Palestinian pop singer favorite to represent Iceland in Eurovision

by Anadolu Agency


A Palestinian pop singer had advanced to the finals of Iceland’s Eurovision competition and is one of the favorites to represent the country in the Eurovision 2024, according to local media.

If Bashar Murad, who is originally from East Jerusalem and studied music in Israel, wins the final, he will represent Iceland in the May 11 contest in Sweden.

The singer sang a song titled Wild West and appeared onstage with images of watermelons, a symbol of the Palestinian struggle.

Murad, known for addressing themes of Israeli occupation through his music, said the song and video which he recently released is about the Palestinian struggle.

“Wild West is about longing for freedom of movement and not letting oneself be confined by the physical and imaginary borders that bind us. It’s about my journey from Palestine to Iceland that started as an idea in my bedroom and became a reality thanks to the collaboration with my Icelandic family,” he said in a statement.

“I believe in using my voice and the tools that the universe has given me.

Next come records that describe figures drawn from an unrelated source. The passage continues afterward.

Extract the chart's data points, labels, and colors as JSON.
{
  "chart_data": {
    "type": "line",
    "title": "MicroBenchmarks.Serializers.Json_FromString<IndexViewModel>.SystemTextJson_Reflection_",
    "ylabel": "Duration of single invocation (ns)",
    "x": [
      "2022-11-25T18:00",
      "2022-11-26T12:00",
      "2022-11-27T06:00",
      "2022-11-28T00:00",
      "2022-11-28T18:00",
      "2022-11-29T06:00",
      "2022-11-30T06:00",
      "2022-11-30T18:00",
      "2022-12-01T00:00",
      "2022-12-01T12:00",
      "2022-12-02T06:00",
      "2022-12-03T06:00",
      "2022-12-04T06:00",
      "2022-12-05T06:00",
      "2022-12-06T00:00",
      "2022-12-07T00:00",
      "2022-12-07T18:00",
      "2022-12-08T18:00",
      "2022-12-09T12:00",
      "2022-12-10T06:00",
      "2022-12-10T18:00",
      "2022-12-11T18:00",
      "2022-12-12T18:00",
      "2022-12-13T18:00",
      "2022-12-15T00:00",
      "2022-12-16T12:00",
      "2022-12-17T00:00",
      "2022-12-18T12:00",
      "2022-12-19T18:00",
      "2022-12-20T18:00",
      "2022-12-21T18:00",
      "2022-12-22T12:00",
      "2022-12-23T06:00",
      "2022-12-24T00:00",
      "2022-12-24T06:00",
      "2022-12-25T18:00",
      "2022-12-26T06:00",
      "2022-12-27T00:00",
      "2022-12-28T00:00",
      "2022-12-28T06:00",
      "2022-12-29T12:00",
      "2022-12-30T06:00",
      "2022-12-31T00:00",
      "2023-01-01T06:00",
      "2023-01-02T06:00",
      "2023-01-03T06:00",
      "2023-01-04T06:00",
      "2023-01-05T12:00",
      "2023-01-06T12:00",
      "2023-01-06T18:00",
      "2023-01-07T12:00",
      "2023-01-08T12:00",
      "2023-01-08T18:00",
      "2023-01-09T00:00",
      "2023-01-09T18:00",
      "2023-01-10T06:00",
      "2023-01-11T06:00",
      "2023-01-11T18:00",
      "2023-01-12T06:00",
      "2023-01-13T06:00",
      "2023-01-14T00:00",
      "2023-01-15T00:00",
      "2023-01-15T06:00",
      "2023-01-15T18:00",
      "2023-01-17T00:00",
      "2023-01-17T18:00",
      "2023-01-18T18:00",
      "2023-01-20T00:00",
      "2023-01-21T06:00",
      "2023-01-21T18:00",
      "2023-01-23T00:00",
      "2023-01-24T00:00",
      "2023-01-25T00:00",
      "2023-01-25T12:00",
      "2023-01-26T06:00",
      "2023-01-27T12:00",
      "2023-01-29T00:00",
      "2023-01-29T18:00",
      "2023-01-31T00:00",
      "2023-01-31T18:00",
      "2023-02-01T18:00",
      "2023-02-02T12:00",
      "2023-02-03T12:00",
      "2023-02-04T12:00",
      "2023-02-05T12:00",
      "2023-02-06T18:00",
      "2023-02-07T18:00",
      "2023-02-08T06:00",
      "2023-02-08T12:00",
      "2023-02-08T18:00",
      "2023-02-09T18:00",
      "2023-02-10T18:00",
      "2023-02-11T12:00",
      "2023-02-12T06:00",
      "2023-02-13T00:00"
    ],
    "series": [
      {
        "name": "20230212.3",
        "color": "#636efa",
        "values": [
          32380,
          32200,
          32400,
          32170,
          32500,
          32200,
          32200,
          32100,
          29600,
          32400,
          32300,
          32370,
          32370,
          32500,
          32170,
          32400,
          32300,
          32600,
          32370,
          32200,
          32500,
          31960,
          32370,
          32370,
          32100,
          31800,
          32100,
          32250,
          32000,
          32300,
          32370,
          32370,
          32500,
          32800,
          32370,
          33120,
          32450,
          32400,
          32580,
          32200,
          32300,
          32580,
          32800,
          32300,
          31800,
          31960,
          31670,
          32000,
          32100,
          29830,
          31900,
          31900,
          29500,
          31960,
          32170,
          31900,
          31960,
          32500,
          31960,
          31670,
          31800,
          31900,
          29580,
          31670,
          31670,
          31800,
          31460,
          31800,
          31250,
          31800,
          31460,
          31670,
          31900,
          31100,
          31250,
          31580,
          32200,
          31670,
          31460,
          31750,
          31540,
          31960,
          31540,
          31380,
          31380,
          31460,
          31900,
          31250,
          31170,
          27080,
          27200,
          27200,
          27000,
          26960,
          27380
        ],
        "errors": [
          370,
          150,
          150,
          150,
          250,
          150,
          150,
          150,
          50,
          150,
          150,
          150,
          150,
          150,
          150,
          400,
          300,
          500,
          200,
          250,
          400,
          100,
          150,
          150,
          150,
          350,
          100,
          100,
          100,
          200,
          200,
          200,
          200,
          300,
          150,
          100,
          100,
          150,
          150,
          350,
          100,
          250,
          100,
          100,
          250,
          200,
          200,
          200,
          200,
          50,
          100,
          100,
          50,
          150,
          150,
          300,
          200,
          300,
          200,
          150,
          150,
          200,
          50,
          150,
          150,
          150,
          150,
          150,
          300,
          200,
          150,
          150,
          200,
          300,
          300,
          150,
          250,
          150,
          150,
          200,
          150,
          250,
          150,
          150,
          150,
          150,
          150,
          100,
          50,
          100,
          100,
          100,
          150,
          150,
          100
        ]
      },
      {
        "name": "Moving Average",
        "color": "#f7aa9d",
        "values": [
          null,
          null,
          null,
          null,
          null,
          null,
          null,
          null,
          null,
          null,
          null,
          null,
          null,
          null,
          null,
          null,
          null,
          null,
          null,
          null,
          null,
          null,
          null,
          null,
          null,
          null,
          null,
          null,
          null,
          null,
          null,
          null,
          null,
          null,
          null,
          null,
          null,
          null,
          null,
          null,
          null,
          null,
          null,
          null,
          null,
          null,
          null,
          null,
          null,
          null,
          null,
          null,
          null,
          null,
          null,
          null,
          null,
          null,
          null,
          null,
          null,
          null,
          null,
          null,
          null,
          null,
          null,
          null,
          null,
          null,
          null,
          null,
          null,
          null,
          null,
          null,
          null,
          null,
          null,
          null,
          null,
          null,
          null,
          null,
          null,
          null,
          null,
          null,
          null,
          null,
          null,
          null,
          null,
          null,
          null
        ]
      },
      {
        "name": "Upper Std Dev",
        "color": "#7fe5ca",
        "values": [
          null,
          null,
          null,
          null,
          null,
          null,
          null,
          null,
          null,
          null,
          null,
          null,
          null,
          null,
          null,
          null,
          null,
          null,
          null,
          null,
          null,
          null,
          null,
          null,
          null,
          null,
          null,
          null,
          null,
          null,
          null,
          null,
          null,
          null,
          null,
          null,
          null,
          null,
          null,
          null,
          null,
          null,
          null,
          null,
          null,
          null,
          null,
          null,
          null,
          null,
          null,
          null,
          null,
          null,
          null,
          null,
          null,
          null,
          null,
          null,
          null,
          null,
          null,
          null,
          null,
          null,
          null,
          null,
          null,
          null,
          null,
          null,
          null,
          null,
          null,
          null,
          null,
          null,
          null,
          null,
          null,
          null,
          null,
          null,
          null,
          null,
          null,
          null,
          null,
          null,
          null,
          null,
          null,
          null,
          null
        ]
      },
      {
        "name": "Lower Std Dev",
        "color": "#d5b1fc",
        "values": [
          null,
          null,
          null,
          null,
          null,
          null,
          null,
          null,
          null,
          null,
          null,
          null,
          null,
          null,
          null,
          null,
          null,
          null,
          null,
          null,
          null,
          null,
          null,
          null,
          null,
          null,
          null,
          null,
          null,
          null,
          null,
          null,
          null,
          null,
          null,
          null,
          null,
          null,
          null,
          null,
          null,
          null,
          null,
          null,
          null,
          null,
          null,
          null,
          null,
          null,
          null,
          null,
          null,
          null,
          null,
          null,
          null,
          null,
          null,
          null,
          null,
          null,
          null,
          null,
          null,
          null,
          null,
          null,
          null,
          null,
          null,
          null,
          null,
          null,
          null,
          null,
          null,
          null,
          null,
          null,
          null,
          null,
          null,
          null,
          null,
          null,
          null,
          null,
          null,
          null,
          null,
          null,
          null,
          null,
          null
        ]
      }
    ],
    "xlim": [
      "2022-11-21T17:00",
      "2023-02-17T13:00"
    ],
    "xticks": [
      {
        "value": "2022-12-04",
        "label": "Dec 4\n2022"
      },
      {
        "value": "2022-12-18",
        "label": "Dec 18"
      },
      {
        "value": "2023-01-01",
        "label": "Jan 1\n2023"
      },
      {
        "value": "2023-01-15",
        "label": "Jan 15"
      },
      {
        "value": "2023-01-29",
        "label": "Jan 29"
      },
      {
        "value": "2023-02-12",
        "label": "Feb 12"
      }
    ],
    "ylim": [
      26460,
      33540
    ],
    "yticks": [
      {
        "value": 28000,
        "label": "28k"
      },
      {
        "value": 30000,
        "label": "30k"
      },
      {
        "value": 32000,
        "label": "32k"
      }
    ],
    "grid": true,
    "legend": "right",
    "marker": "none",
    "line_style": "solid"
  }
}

Eurovision is one of the biggest platforms in the world, and I believe in the power of my voice rather than being silenced,” he said.

Palestinians are deprived of platforms “that showcase our culture, beauty, history, and community,” he said.

“I’m grateful and full of respect for Iceland that now gave me this opportunity,” Murad added.

“It is my dream to bring Eurovision to Reykjavik 2025. I am a dreamer, and as a Palestinian, I have always dreamed of singing on the big stage, so I want the dream to live on,” he said, according to local broadcaster RUV.

Last December, the Icelandic Society of Authors and Composers publicly called on public broadcaster RUV not to take part in the song contest unless “Israel is denied participation in the competition on the same grounds as Russia in the last competition.”

Russia was barred from the 2022 Eurovision Song Contest in Italy after neighboring Finland threatened to pull out unless Russia was banned due to its decision that same year to start a war on Ukraine.

“We all have a duty to take a stand against war and the killing of civilians and innocent children,” said Stefan Eiriksson of the Icelandic society.

The pop artist had also collaborated in the past with Iceland’s past Eurovision act Hatari, known for their outspoken opposition to Israeli occupation and who have raised Palestinian flags during their appearance on the show held in Israel in 2019.